Article,

Caltech-NRAO Stripe 82 Survey (CNSS). IV. The Birth of Radio-loud Quasar 013815+00

, , , , and .
(2020)cite arxiv:2007.01590Comment: 14 pages, 5 figures, 1 table, accepted to ApJ.

Abstract

It is believed that the gas accretion onto the supermassive black holes (SMBHs) is the main process of powering its luminous emission, which occurs in optical, UV and X-ray regimes and less frequently in radio waves. The observational fact that only a few percent of quasars are radio-loud is still an unresolved issue concerning the understanding of the active galactic nucleus (AGN) population. Here we present a detection of a rapid transition from the radio-quiet to the radio-loud mode in quasar 013815+00 (z=0.94) which coincides with changes of its UV-optical continuum and the low ionization MgII broadline. We interpret this as an enhancement of accretion onto a central black hole of mass about 10^9 solar masses.

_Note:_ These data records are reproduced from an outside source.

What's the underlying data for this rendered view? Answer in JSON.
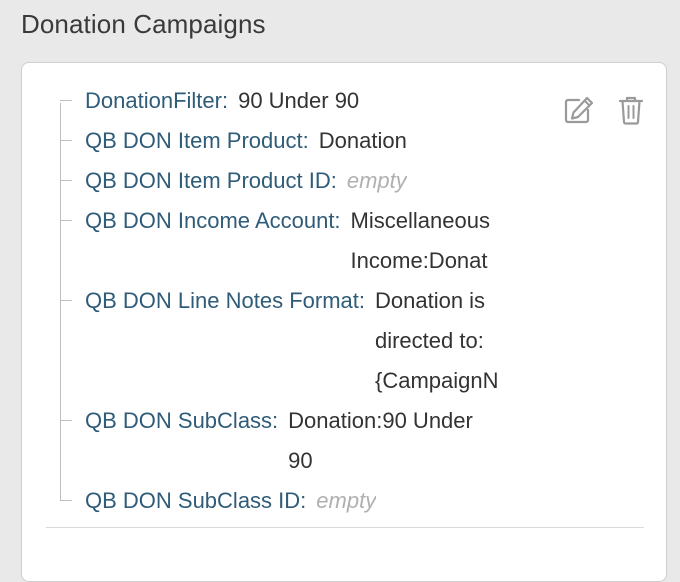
{
  "section": {
    "title": "Donation Campaigns"
  },
  "campaign": {
    "properties": [
      {
        "label": "DonationFilter:",
        "value": "90 Under 90",
        "empty": false
      },
      {
        "label": "QB DON Item Product:",
        "value": "Donation",
        "empty": false
      },
      {
        "label": "QB DON Item Product ID:",
        "value": "empty",
        "empty": true
      },
      {
        "label": "QB DON Income Account:",
        "value": "Miscellaneous\nIncome:Donat",
        "empty": false
      },
      {
        "label": "QB DON Line Notes Format:",
        "value": "Donation is\ndirected to:\n{CampaignN",
        "empty": false
      },
      {
        "label": "QB DON SubClass:",
        "value": "Donation:90 Under\n90",
        "empty": false
      },
      {
        "label": "QB DON SubClass ID:",
        "value": "empty",
        "empty": true
      }
    ],
    "actions": {
      "edit_icon": "edit-icon",
      "delete_icon": "trash-icon"
    }
  },
  "colors": {
    "label": "#2f5c78",
    "value": "#333333",
    "empty": "#b0b0b0",
    "icon": "#9a9a9a"
  }
}
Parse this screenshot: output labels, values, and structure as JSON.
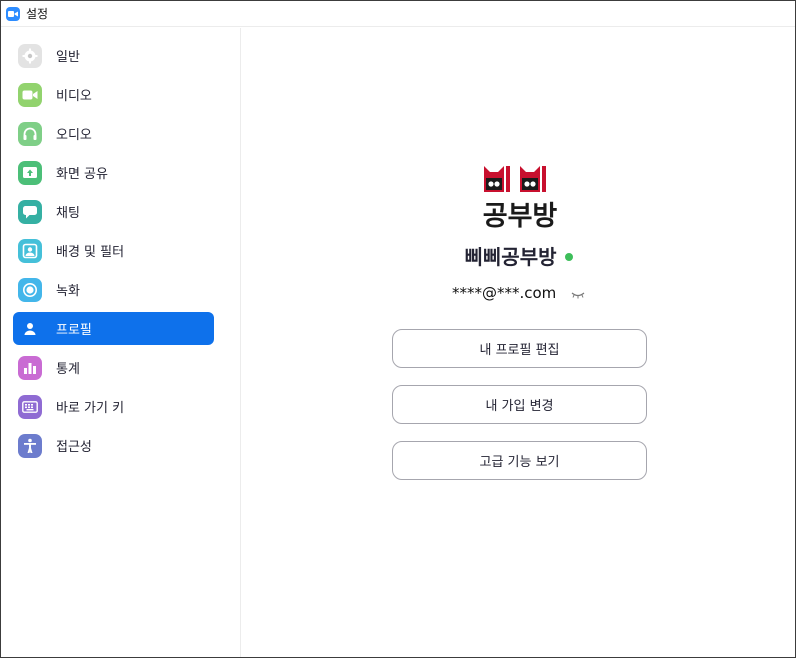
{
  "window": {
    "title": "설정"
  },
  "sidebar": {
    "items": [
      {
        "label": "일반",
        "icon": "gear-icon",
        "color": "#e0e0e0",
        "active": false
      },
      {
        "label": "비디오",
        "icon": "video-camera-icon",
        "color": "#92d36e",
        "active": false
      },
      {
        "label": "오디오",
        "icon": "headphones-icon",
        "color": "#7fcf87",
        "active": false
      },
      {
        "label": "화면 공유",
        "icon": "share-screen-icon",
        "color": "#4cbf78",
        "active": false
      },
      {
        "label": "채팅",
        "icon": "chat-bubble-icon",
        "color": "#35b0a3",
        "active": false
      },
      {
        "label": "배경 및 필터",
        "icon": "portrait-background-icon",
        "color": "#45c0d9",
        "active": false
      },
      {
        "label": "녹화",
        "icon": "record-icon",
        "color": "#43b6ea",
        "active": false
      },
      {
        "label": "프로필",
        "icon": "person-icon",
        "color": "#0e71eb",
        "active": true
      },
      {
        "label": "통계",
        "icon": "bar-chart-icon",
        "color": "#c96bd3",
        "active": false
      },
      {
        "label": "바로 가기 키",
        "icon": "keyboard-icon",
        "color": "#8f6bd3",
        "active": false
      },
      {
        "label": "접근성",
        "icon": "accessibility-icon",
        "color": "#6c7ccd",
        "active": false
      }
    ]
  },
  "profile": {
    "logo_text_top": "삐삐",
    "logo_text_bottom": "공부방",
    "name": "삐삐공부방",
    "email": "****@***.com",
    "status_color": "#3dbe5a"
  },
  "buttons": {
    "edit_profile": "내 프로필 편집",
    "change_plan": "내 가입 변경",
    "advanced": "고급 기능 보기"
  }
}
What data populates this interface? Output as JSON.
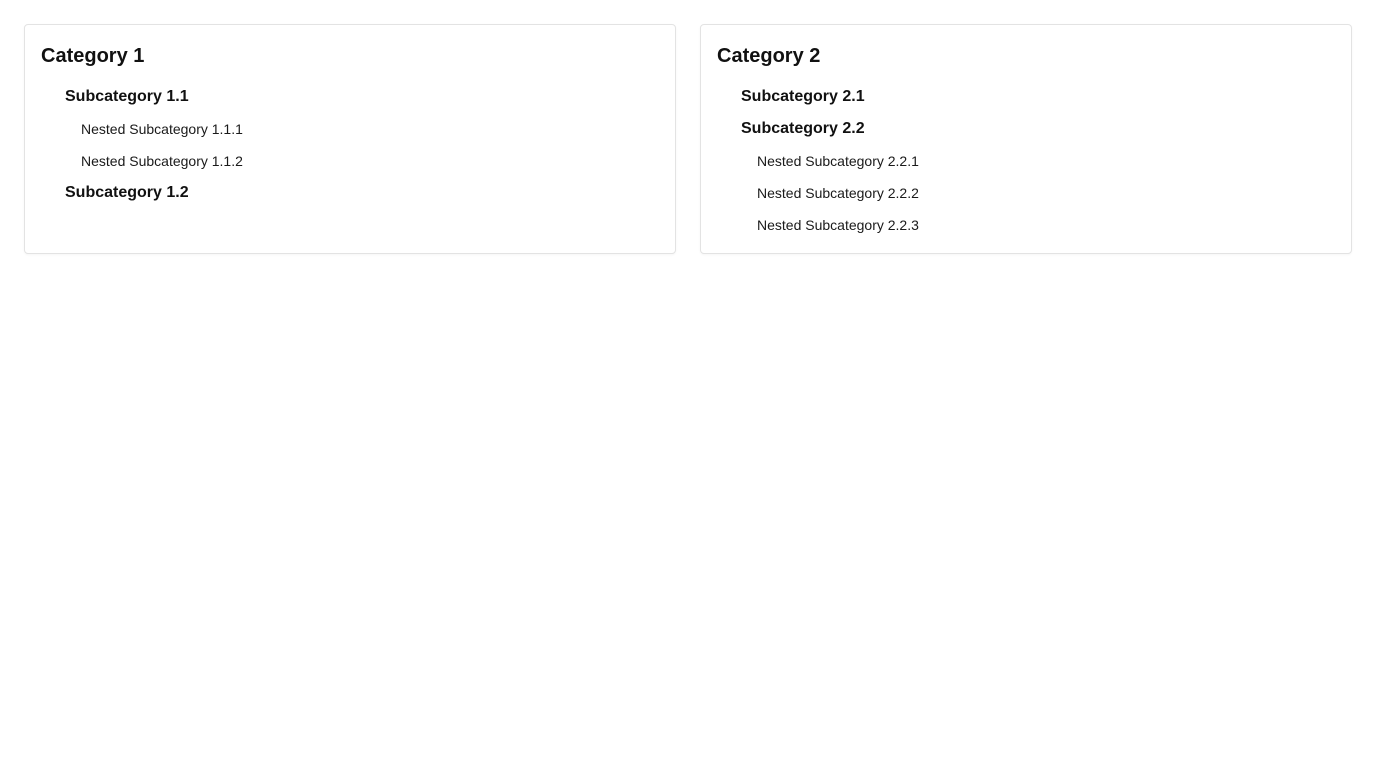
{
  "categories": [
    {
      "title": "Category 1",
      "subcategories": [
        {
          "label": "Subcategory 1.1",
          "nested": [
            "Nested Subcategory 1.1.1",
            "Nested Subcategory 1.1.2"
          ]
        },
        {
          "label": "Subcategory 1.2",
          "nested": []
        }
      ]
    },
    {
      "title": "Category 2",
      "subcategories": [
        {
          "label": "Subcategory 2.1",
          "nested": []
        },
        {
          "label": "Subcategory 2.2",
          "nested": [
            "Nested Subcategory 2.2.1",
            "Nested Subcategory 2.2.2",
            "Nested Subcategory 2.2.3"
          ]
        }
      ]
    }
  ],
  "colors": {
    "background": "#ffffff",
    "card_border": "#e3e3e3",
    "text": "#111111"
  }
}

As a consequence a new radio-loud AGN was born. Its spectral and morphological properties indicate that it went through the short gigahertz-peaked spectrum (GPS) phase at the beginning of its activity and has now stabilized its flux density at the level of a few mJy. The radio morphology of 013815+00 is very compact and we predict that with such short-term jet activity its development will be very slow. The observed luminosity changes of the accretion disk are shorter than the lifetime of the new radio phase in 013815+00.